Я гладила белье; от страха, от застенчивости перед незнакомцем, от взрослого «вы», так и не прекратив своего занятия, тихо прошептала:
– Писала.
– Да перестаньте вы гладить. Расскажите подробнее. Он что – всегда только пьет? Или еще и на работу ходит?
Тут я растерялась еще больше: конечно, ходит на работу. Только разве это оправдание всему тому ужасу, в котором мы живем? И как об ЭТОМ можно рассказать подробнее? Об ЭТОМ вообще невозможно рассказать; об ЭТОМ можно только написать, да и то – от себя украдкой…
Ничего от меня не добившись, незнакомец ушел. А чуть позже меня вызвали в правление колхоза. Говорил со мной (опять – как со взрослой, только уже без наводящего страх «вы») сам председатель колхоза – Владимир Алексеевич Наумов. Его авторитет не только в селе, но и в районе, и во всей нашей маленькой республике был таким, что школьники в сочинениях о будущей профессии писали: «Хочу стать Наумовым». От такого умного, проницательного, всеми уважаемого человека я ждала ПОНИМАНИЯ. И вдруг услышала:
– Ты уверена, что ты права? Ты уверена, что поступила правильно?

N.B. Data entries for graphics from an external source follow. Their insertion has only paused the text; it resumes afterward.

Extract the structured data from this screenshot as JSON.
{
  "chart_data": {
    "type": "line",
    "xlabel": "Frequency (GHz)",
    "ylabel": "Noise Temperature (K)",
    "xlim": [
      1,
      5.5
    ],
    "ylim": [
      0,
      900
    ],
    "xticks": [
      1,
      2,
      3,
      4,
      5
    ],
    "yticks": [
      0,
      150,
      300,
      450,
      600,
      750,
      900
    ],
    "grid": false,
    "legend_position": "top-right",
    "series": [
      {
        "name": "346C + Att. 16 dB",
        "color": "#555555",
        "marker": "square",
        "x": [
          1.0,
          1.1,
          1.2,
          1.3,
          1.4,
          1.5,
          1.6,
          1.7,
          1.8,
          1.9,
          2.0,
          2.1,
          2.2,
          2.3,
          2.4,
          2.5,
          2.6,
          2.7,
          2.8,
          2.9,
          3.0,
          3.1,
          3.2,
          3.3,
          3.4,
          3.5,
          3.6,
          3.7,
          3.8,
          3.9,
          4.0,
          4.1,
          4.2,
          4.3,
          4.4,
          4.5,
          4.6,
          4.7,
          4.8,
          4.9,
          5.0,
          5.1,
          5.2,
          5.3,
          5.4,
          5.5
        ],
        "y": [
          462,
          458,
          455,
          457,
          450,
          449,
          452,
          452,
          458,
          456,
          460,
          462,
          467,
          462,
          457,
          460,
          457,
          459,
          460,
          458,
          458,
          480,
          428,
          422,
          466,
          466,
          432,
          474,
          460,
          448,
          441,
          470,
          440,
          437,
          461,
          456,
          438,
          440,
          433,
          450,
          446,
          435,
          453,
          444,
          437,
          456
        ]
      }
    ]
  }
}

Сердцу от таких слов стало холодно. Где-то внутри встрепенулось: «Как же не права, если написала чистую ПРАВДУ?»
Владимир Алексеевич между тем продолжал:
– Ты еще маленькая. Ты многого еще не можешь понять. Поверь мне на слово: когда вырастешь, на многое станешь смотреть по-другому.

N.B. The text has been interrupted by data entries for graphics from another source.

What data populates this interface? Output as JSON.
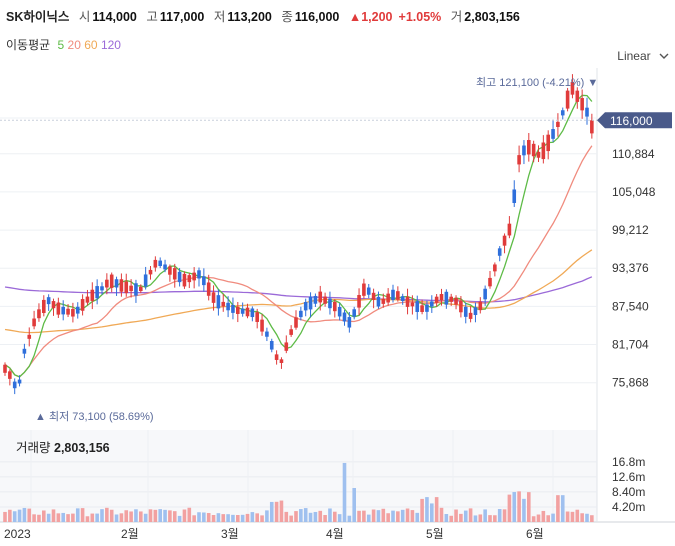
{
  "header": {
    "name": "SK하이닉스",
    "open_label": "시",
    "open": "114,000",
    "high_label": "고",
    "high": "117,000",
    "low_label": "저",
    "low": "113,200",
    "close_label": "종",
    "close": "116,000",
    "change": "▲1,200",
    "change_pct": "+1.05%",
    "volume_label": "거",
    "volume": "2,803,156"
  },
  "moving_avg": {
    "label": "이동평균",
    "periods": [
      {
        "label": "5",
        "color": "#5dbb46"
      },
      {
        "label": "20",
        "color": "#f08b7e"
      },
      {
        "label": "60",
        "color": "#f0a956"
      },
      {
        "label": "120",
        "color": "#9b6ad8"
      }
    ]
  },
  "scale_selector": "Linear",
  "volume_panel": {
    "label": "거래량",
    "value": "2,803,156"
  },
  "colors": {
    "up": "#e03b3b",
    "down": "#2f6fdb",
    "vol_up": "#f2a1a1",
    "vol_down": "#9fc0ef",
    "badge": "#4a5a8a"
  },
  "chart_data": {
    "type": "candlestick",
    "x_ticks": [
      "2023",
      "2월",
      "3월",
      "4월",
      "5월",
      "6월"
    ],
    "y_ticks": [
      75868,
      81704,
      87540,
      93376,
      99212,
      105048,
      110884
    ],
    "y_tick_labels": [
      "75,868",
      "81,704",
      "87,540",
      "93,376",
      "99,212",
      "105,048",
      "110,884"
    ],
    "ylim": [
      72000,
      124000
    ],
    "current_price": 116000,
    "current_price_label": "116,000",
    "max_annotation": "최고 121,100 (-4.21%) ▼",
    "min_annotation": "▲ 최저 73,100 (58.69%)",
    "volume_ticks": [
      "16.8m",
      "12.6m",
      "8.40m",
      "4.20m"
    ],
    "volume_tick_values": [
      16800000,
      12600000,
      8400000,
      4200000
    ],
    "volume_ylim": [
      0,
      19000000
    ]
  }
}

Вместо понимания и сочувствия – какие-то общие, ничего не значащие, не обещающие помощи и поддержки слова – так мне тогда показалось…
И я ушла от всеми уважаемого Наумова не просто разочарованная – убитая и огорченная. И долго жила с одной только мыслью: скорее окончить школу – и из дома. Как можно дальше…

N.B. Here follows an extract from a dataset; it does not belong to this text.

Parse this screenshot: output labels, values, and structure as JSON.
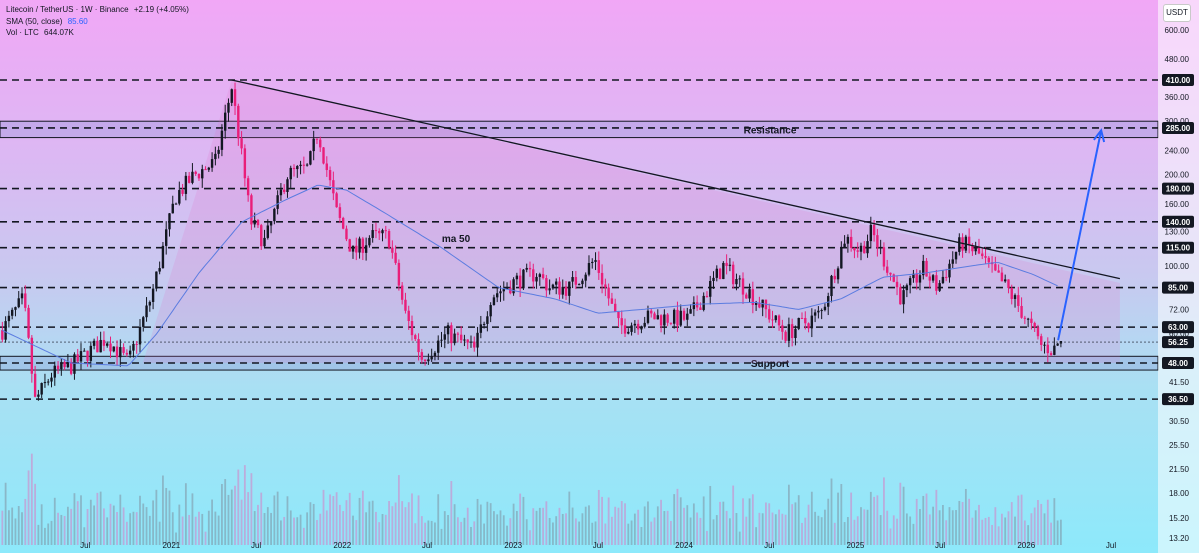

Когда, в какое время, в каком возрасте стало зарождаться и крепнуть чувство, что все не так просто, как я написала в том письме?
А может, это чувство жило во мне всегда, только я ему не доверяла?
Помню, папка меня, дошкольницу, за что-то отшлепал. Я так обиделась! Спустя время иду на улицу, а он копает землю на огороде. Иду и чувствую, что он на меня поглядывает. Ему меня жалко. Я все это понимаю – без слов. Но мне-то нужны слова! Без слов и я понимаю, чувствую, что и мне его тоже почему-то жалко. Вон он – стоит, смотрит, может быть, ждет, что я подойду, повернусь хотя бы… Ну уж нет! Умные люди говорят, что руку на детей поднимать нельзя. А раз поднял (мне нисколечко было не больно, но – так обидно!), значит, пусть мучится, пусть страдает… Да, но почему же мне его ТАК жалко? Мало того, я чувствую, что я его… люблю…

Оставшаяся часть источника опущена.